Demirtaş, atanamayan öğretmenlerin sorunlarını da dile getirdiği konuşmasında Cumhurbaşkanı Recep Tayyip Erdoğan için “Duşakabinoğlu’nun yanından inen kravatlı kişi” benzetmesini kullandı ve öğretmenlerle ilgili verilen hiçbir sözün tutulmadığını ifade etti.
12 yaşında çocuğu öldüren fişek
“Hükümet sözcüsü ne diyor… ‘Cizre’yi eşkıyalardan temizlemek lazım.’ Bu söze katılıyorum. AKP olarak sizin bizzat örgütlediğiniz eşkıyalardan Cizre halkı elbette kurtulacak. Cizre normale dönecek. Bundan emin oldun.
“Bakın sizin eşkıyalarınızdan birinin attığı ve 12 yaşında bir çocuğu öldüren fişeklerden biri. Bunlardan binlerce atılıyor. Bu, 12 yaşındaki bir çocuğun ensesinden girip alnına kadar gelerek beynini parçalayarak katletmiştir. Biz işin normale dönmesi için çabalıyoruz.
“Katkı sağlamak istiyorsanız el ele sizin eşkıyalardan temizleyelim Cizre’yi. Sadece Cizre’yi mi? Tüm Türkiye’yi inşallah AKP eşkıyalarından temizleyeceğiz.”
“Tanıkları kendileri belirledi, tanıklar çekildi”
“Biz yolsuzluk komisyonundan çekildik. Doğru bir karardı. Halen arkasındayız. Çünkü komisyonun bu rezil kararı vereceğini daha ilk toplantıdan belliydi. Biz onları aklamak için değil komisyonun durumunu teşhir etmek için çekildik.
“Komisyonda dinlenecek tanıkları birlikte belirleyecektik. Bunu da ihlal ettiler. Tanıkları kendileri belirlediler. Ve öyle tanıklar belirlediler ki yasa gereği tanıklıktan çekilme hakkı var, onları tanık seçtiler.
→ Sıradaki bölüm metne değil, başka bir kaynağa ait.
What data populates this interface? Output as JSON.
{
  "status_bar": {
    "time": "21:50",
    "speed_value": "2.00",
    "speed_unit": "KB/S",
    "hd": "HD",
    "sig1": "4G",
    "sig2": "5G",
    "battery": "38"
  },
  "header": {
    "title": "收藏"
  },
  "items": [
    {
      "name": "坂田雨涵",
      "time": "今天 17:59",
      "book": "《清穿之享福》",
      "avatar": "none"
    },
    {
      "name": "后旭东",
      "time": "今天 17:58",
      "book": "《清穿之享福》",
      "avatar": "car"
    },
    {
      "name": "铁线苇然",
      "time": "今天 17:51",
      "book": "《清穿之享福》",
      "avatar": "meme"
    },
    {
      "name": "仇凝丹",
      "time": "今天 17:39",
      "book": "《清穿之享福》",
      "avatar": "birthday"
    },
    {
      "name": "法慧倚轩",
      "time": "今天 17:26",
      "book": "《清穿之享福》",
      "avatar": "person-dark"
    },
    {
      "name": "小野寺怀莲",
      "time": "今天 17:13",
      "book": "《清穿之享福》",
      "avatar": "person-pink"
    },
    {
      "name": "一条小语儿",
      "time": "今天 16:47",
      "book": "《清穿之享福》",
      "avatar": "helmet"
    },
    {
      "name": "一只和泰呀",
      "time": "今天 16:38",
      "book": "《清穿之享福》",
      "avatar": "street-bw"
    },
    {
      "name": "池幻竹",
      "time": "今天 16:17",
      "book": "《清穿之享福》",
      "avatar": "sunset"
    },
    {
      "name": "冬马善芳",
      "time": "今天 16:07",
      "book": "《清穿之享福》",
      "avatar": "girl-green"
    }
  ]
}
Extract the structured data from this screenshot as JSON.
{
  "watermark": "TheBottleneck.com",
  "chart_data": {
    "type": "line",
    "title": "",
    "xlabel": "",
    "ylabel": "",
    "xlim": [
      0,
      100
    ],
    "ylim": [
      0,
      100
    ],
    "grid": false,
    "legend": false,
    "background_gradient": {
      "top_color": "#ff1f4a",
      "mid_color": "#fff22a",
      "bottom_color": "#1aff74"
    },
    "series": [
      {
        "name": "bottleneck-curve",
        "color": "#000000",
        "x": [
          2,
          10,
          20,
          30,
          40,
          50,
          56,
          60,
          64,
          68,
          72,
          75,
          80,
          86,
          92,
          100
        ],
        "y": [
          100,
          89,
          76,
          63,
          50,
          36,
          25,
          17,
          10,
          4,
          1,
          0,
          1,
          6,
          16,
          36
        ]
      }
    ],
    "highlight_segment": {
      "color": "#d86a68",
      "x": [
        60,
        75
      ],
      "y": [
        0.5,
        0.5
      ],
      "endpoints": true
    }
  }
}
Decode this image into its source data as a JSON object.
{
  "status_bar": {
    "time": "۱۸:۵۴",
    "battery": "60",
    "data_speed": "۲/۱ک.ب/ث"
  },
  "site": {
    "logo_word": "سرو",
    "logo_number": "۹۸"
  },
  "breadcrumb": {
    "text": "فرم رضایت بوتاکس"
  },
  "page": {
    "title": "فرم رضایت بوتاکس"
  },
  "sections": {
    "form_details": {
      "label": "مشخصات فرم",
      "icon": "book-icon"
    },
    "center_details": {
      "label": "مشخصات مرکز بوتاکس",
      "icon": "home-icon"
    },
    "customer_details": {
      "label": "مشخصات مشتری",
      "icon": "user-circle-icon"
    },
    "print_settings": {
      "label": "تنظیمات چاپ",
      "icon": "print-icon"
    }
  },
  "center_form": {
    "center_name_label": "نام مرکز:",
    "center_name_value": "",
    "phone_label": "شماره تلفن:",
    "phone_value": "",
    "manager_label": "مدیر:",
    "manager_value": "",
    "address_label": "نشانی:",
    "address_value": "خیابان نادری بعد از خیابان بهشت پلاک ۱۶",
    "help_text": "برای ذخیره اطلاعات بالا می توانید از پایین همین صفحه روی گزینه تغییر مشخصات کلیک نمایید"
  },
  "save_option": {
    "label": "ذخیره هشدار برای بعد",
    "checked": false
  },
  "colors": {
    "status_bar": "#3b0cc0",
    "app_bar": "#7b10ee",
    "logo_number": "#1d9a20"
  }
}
“Onlar da gelip ‘Biz tanıklıktan çekiliyoruz’ dediler. Dolayısıyla ortada tanık kalmadı. Rıza Sarraf ve Ali Ağaoğlu’nun Ankara’ya davet edilerek dinlenmesi kararlaştırıldı. Ama AKP’liler İstanbul’a gittiler ve İstanbul’da bunları dinlediler. Tek bir muhalefet temsilcisi olmadan istedikleri soruları sordular, dinlediler. Komisyon onların yüzünü bile görmedi.
“Komisyon başkanı mahkemeye başvurarak basına gizlilik kararı aldırdı. Bunu da biz basından duyduk. En son eski bakan Erdoğan Bayraktar’ın dinlenmesi günü ve saati öylesine bir saate denk getirildi ki, yurt dışına uçuşuna iki saat kala meclise davet edildi. Toplantıya katılan bakan da “benim çok az zamanım var” dedi. Sadece kendileri soru sordu. Muhalefete söz vermeden Bakan’ı yurt dışına gönderdiler.
“Evet diyenler alın terinin arkasında olanlar”
“Bugün Genel Kurul’da bu bakanların Yüce Divan’a gitmesi için elimizden geleni yapacağız. Özellikle onurunu haysiyetini cüzdanına sıkıştırmamış AKP’li vekiller evet oyu vermelidir.
“Bugün parmak sayınıza güvenerek meseleyi örttünüz diyelim. Türkiye sizin bu yolsuzluk kapatma operasyonunuza inanacak mı?
“Hırsızlığa karşı olanlar bugün parlamentoya dikkatle baksın. ‘Evet’ diyenler sizin alın terinizin arkasında olanlardır. Biz bakanlar çaldı çırptı demiyoruz. Mahkemeye gitsinler yargılansınlar diyoruz. Bundan daha doğal bir şey olabilir mi?
“Duşakabinoğlu’nun yanından inen kravatlı kişi”
“En büyük sorunlardan biri de atanamayan öğretmenler. 2002’de ne denilmiş? Öğretmen adayları okulunu bitirdiği gün hazırlık yapıp hizmet aşkıyla görevine başlayacak. Kim demiş. İşte o Duşakabinoğlu’nun yanından inen kravatlı kişi.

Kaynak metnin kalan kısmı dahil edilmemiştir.